Bagley, C. & Young, L. (1987). Juvenile prostitution and child sexual abuse: A controlled study. Canadian Journal of Community Mental Health, 6(1), 5-26.
Bagley and Young attempt to replicate Silbert and Pines (1982) research on the association between childhood sexual abuse and subsequent involvement in prostitution. The authors highlight methodological pitfalls behind the Badgley Committee’s statement that young prostitutes do not experience more sexual offences when growing up than other Canadian children and youth. The authors interview 45 former prostitutes (all over the age of 18), and they use a comparison group of non-prostitutes taken from a mental health study of “randomly selected” adults. A second comparison group included 40 women from the mental health study who indicated sexual abuse in childhood. The findings indicate that, in comparison to the control group, former prostitutes were more likely to have experienced a home life that included family-related alcohol issues, and physical, emotional and sexual abuse. Former prostitutes were more likely to have attempted suicide and exhibit poor mental health and devastated self-esteem.

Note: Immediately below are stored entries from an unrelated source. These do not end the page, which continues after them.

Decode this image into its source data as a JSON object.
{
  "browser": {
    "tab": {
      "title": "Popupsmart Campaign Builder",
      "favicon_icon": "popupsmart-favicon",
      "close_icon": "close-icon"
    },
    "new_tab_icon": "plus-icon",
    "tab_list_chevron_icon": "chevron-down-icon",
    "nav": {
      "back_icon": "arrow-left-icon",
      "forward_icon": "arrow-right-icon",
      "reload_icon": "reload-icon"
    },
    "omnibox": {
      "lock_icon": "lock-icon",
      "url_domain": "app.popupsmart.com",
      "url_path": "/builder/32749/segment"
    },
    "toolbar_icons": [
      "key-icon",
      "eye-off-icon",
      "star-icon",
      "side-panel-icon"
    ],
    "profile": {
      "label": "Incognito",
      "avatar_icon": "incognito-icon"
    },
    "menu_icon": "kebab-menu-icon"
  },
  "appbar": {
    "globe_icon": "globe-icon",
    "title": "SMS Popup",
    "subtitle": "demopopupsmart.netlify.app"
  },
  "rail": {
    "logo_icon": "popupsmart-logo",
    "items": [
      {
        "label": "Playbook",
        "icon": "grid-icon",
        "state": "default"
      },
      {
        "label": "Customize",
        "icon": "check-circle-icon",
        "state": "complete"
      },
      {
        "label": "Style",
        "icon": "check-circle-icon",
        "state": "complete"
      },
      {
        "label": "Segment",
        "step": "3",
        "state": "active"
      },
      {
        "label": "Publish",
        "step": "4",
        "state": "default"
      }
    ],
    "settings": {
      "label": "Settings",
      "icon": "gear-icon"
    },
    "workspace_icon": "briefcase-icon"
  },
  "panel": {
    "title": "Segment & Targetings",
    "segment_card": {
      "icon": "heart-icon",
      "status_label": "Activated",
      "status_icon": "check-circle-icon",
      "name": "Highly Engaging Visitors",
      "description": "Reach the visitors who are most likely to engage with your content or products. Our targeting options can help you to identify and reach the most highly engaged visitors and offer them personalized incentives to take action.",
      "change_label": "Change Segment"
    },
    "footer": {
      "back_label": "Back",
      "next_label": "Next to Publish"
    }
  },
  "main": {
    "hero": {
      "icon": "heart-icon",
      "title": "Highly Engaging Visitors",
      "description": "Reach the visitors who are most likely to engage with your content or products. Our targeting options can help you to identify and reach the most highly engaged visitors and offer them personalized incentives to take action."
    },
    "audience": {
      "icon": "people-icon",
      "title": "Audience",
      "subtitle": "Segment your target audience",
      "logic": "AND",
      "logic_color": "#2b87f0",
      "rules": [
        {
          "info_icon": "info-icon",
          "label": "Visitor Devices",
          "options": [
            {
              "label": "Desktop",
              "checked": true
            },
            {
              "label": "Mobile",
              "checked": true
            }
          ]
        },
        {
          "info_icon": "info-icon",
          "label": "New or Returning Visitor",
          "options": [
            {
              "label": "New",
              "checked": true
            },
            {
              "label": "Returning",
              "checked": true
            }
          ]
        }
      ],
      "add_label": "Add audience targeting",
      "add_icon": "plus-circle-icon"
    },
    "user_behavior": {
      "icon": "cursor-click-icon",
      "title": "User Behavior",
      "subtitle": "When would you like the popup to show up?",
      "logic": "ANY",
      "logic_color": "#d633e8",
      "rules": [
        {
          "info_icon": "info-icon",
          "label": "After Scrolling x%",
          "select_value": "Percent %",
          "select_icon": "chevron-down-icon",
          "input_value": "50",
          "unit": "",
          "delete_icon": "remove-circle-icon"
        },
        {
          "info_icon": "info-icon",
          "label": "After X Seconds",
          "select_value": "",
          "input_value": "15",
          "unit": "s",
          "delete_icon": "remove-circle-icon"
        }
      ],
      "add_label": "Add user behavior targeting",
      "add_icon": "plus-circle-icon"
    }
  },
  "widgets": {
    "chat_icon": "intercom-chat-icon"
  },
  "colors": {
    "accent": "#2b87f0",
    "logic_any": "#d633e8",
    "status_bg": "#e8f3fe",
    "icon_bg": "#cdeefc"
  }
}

Bagley, C.,Burrows, B.A., & Yaworski, C. (1991). Street Kids and Adolescent Prostitution: A Challenge for Legal and Social Services. In N. Bala, J. P. Hornick & R. Vogel (Eds.), Canadian Child Welfare Law: Children, Families and the State. Toronto: Thompson Educational Publishing, Inc.
This article reviews the literature concerning factors influencing entry into prostitution (child abuse, home environment and runaway behaviour). The authors discuss the legal and social service strategies recommended by the Badgley and Fraser Committees is discussed, and critique the federal government’s response to these Committees. The authors argue that attempting to return youths to a home-life they describe as intolerable is futile; service agencies must understand and help youth deal with the factors contributing to their decision to prostitute. Responses to juvenile prostitution must consider a youth’s desire for independence, and they should provide appropriate living conditions and educational and counseling programs. Eliminating or reducing the incidence of juvenile prostitution will depend on the development of public policy and attitudes that emphasize helping young prostitutes.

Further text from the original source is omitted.